Currently, there is no specific national pathway for serving members of the Armed Forces to join the police – despite lots of military skills translating well into policing.
Nottinghamshire Police’s pioneering new Military Widening Access Course means serving military personnel will now be supported to transition into an exciting new career in policing.
The force has co-designed an innovative Level 4 qualification in Policing with the University of Derby, accessible to those within the military who are looking to utilise their skills and experiences in the police service.
The 12-week pilot course fast-tracks entrants onto the second year of the Police Constable Degree Apprenticeship, which involves on and off-the-job learning in partnership with the University of Derby and the Ministry of Defence.
Having joined the police, the new recruits will then complete a two-year probationary period to be confirmed in post as a police officer and achieve a degree.
Superintendent Louise Clarke said: “We recognise the skills that are transferable from the military. They are problem-solving skills, communication skills, conflict resolution and they’ve had some worldwide experience – all of those things we recognise can make a really strong police officer.
“The force is proud to already count a number of former serving members of the Armed Forces and Reservists among its employees, and the skills and experience military personnel bring are highly valued.
“We’ve had lots come through and been really successful at all ranks in our organisation and, therefore, the Armed Forces is a talent magnet we and the service want to tap into.”
Supt Clarke said: “It’s a 12-week programme which members of the Armed Forces can access while still serving in the military but are looking to embark on a new career.
“It starts in January 2023 and after that there will be a short break so they can leave the Armed Forces and resettle into Nottinghamshire, ahead of becoming a police officer in June 2023.
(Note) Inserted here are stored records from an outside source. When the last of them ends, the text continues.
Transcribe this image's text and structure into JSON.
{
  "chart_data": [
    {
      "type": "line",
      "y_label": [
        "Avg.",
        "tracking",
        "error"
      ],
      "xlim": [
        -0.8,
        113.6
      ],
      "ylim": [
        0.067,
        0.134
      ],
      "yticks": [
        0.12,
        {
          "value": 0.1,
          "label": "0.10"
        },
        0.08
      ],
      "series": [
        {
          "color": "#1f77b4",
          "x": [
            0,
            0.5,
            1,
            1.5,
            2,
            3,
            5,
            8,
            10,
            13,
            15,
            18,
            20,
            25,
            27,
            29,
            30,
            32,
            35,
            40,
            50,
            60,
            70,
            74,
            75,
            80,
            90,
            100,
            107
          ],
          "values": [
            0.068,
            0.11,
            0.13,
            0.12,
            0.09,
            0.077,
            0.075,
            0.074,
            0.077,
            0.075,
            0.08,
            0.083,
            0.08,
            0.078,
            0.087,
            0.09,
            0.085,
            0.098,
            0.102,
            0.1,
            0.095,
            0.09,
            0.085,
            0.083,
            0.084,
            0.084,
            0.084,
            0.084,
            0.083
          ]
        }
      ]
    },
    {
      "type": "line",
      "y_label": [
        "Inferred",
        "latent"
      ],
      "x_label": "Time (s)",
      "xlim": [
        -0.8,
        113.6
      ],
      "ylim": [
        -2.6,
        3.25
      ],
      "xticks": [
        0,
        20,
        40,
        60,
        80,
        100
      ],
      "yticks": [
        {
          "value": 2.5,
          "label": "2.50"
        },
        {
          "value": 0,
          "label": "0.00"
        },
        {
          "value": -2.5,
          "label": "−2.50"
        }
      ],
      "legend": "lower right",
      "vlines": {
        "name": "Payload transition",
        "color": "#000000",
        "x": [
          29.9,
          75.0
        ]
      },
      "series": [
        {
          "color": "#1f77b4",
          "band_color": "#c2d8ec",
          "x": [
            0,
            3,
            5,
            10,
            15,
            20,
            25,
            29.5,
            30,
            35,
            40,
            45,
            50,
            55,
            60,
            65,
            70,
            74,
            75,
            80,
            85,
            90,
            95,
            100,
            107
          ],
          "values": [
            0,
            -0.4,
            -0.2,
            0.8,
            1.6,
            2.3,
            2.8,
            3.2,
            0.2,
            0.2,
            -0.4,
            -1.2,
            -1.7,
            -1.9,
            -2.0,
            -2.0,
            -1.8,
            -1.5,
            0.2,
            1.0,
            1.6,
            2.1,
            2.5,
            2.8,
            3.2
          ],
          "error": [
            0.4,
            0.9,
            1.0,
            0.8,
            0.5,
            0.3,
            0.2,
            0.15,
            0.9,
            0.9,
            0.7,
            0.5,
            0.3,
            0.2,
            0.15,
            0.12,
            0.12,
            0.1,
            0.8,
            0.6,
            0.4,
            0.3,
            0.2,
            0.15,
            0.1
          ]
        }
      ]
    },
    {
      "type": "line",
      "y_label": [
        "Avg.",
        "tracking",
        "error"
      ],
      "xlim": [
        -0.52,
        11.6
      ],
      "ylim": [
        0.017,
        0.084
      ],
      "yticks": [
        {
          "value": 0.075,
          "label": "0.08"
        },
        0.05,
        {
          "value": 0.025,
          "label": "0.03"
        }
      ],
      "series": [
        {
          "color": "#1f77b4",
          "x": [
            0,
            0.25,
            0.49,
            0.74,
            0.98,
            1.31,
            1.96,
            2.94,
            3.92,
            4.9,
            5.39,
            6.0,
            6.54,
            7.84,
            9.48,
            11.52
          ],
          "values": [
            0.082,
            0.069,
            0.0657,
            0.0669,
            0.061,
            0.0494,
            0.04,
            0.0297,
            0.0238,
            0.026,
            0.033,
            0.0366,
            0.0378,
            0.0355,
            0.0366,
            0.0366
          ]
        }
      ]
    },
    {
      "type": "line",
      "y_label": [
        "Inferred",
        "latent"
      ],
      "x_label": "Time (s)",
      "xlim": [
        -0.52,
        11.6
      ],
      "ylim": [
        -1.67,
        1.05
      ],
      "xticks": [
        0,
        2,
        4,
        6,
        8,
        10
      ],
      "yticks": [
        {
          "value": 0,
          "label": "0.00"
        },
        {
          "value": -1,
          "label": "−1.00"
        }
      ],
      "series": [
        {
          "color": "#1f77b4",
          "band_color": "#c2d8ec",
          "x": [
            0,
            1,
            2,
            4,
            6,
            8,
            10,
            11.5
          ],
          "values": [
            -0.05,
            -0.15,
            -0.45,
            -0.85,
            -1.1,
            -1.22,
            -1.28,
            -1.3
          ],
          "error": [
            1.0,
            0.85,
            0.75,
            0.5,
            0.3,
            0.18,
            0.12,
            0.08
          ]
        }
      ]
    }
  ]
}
The police and crime commissioner for Nottinghamshire, Caroline Henry, said she was delighted to see the new pathway come to fruition. “We recognise the experience, skills and values that military people can bring to our police force.
“I’ve been around the military for a long time. My husband served 26 years in the RAF and I’ve been involved in military charities for a long time. I’m very familiar with that world and it was clear to me when we started having discussions about launching this new pathway that it was a fantastic idea. We like doing things first in Nottinghamshire and I’m delighted that we’ve done it again.”
Darren Henry, the MP for Broxtowe, which is home to Chilwell Barracks, added: “Following a meeting I organised in January with Government ministers, the chief constable of Nottinghamshire Police force and the police and crime commissioner, I am delighted that Nottinghamshire will be the first place in the UK to introduce a Military to Police scheme. As a veteran myself I know just how many untapped skills are held by this group of men and women.”
Nottinghamshire Police has managed to achieve its national uplift recruitment target a year ahead of schedule. The force reached 2,380 officers by March 2022, meaning officer ranks at the force are now at their highest levels for 11 years.
Chief Constable Craig Guildford said the force will continue to be proactive in attracting the brightest and the best talent, including from the Armed Forces via the new pioneering pathway.
“Whenever we look to recruit new police officers, we look for people who are compassionate, resilient and above all dedicated to making communities safer places to live, work and visit.
“Many of our military personnel have these attributes in abundance and that is why we have launched this innovative new pathway with the help of the College of Policing and the University of Derby.
“We fully recognise that military skills translate very well to policing and would encourage members of the Armed Forces who are coming towards the end of the service to consider joining the police service.
“I can promise them a rewarding career where they will help people at their lowest ebb, protect the vulnerable and help bring criminals to justice.”